You can get the GI Bill benefit during your initial obligation in many cases.

Not if you just do GMO and out (well, you get one year of credit). And you don’t have the ability to transfer it.
 
Not if you just do GMO and out (well, you get one year of credit). And you don’t have the ability to transfer it.

Right. Hence “many” cases. No one who is GMO and out needs to do the math or will be swayed by that. Anyone whose obligated service takes them to 10 can transfer.

Since those are the people who have a real stay/go decision, the GI bill is not a factor.
 
Well, I had to look again and you can transfer after 6 years with a 4 year obligation. It used to be that you needed to do 10 years with a 4 year obligation. So it used to fall right in the middle of the career timeline, making it a valuable decision factor. I guess less so now.
 
Well, I had to look again and you can transfer after 6 years with a 4 year obligation. It used to be that you needed to do 10 years with a 4 year obligation. So it used to fall right in the middle of the career timeline, making it a valuable decision factor.
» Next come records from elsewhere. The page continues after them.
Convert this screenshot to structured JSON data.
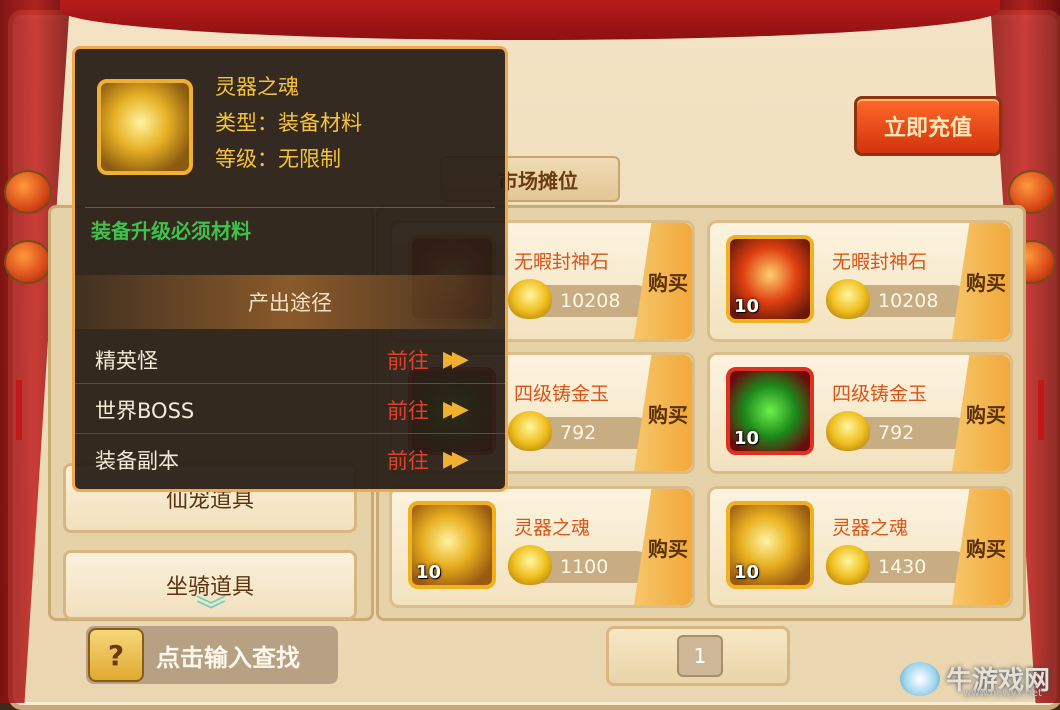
{
  "header": {
    "recharge_label": "立即充值",
    "title_partial": "市场摊位"
  },
  "categories": [
    {
      "label": "仙宠道具"
    },
    {
      "label": "坐骑道具"
    }
  ],
  "items": [
    {
      "name": "无暇封神石",
      "price": "10208",
      "buy_label": "购买",
      "qty": ""
    },
    {
      "name": "无暇封神石",
      "price": "10208",
      "buy_label": "购买",
      "qty": "10"
    },
    {
      "name": "四级铸金玉",
      "price": "792",
      "buy_label": "购买",
      "qty": ""
    },
    {
      "name": "四级铸金玉",
      "price": "792",
      "buy_label": "购买",
      "qty": "10"
    },
    {
      "name": "灵器之魂",
      "price": "1100",
      "buy_label": "购买",
      "qty": "10"
    },
    {
      "name": "灵器之魂",
      "price": "1430",
      "buy_label": "购买",
      "qty": "10"
    }
  ],
  "search": {
    "label": "点击输入查找"
  },
  "pager": {
    "page": "1"
  },
  "tooltip": {
    "name": "灵器之魂",
    "type": "类型：装备材料",
    "level": "等级：无限制",
    "desc": "装备升级必须材料",
    "source_header": "产出途径",
    "sources": [
      {
        "label": "精英怪",
        "go": "前往"
      },
      {
        "label": "世界BOSS",
        "go": "前往"
      },
      {
        "label": "装备副本",
        "go": "前往"
      }
    ]
  },
  "watermark": {
    "brand": "牛游戏网",
    "url": "www.newyx.net"
  },
  "colors": {
    "accent_gold": "#f6c33a",
    "go_red": "#e0402a",
    "desc_green": "#3ec24a",
    "recharge": "#d2320e"
  }
}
I guess less so now.

Not true.

I am a ‘02 USUHS grad who graduated residency in ‘07. I transferred my GI bill benefits in ‘09 (7 years active service) and finished my ADSO in ‘14. The 4-year concurrent obligation for GI bill transfer was up in ‘13 so I incurred no additional obligation.

The only reason I didn’t transfer in ‘08 (6-year mark) was that the program didn’t start till ‘09.
 
Well alright then. I must be just mixing up the 6 years plus 4 commitment with the 10 that I thought. It was moot for me until I was past 16 years anyway so I guess I just didn't pay that close of attention to it.
 
The confusion here is that the 10 year requirement is the total time you need to be on active duty to transfer GI bill benefits. You can’t transfer until you “request to transfer”. This "request to transfer" can't be made until you serve at least 6 years on active duty. After you "request to transfer" you are required to remain on active duty for 4 years (this is served concurrently with any other obligation).
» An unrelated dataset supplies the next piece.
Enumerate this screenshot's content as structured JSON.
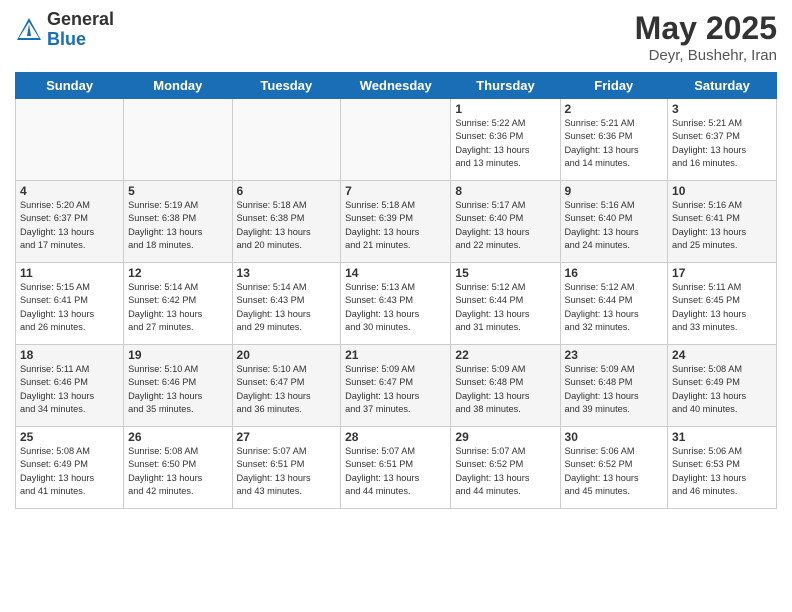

Therefore, quickest way to do it is to request to transfer at 6 years, serve 4 more and be at the 10 year mark.

USUHS counts towards the 6 years. HPSP does not.

Therefore, USUHS people can request to transfer at the beginning of their PGY-3 year (or GMO year 2). Therefore all USUHS graduates can easily transfer benefits before commitment is up.

HPSP can't even request to transfer until beginning of PGY-7 year or GMO-6 year. Therefore most who want to do 4 and get out would have to extend their total time in service. Even someone who does a longer residency like Ortho would have to extend their total time in service by 1 year to transfer benefits. (Request to transfer at PGY-6 (Staff year 1) + 4 more years = 5 years as staff vice typical 4 for HPSP payback.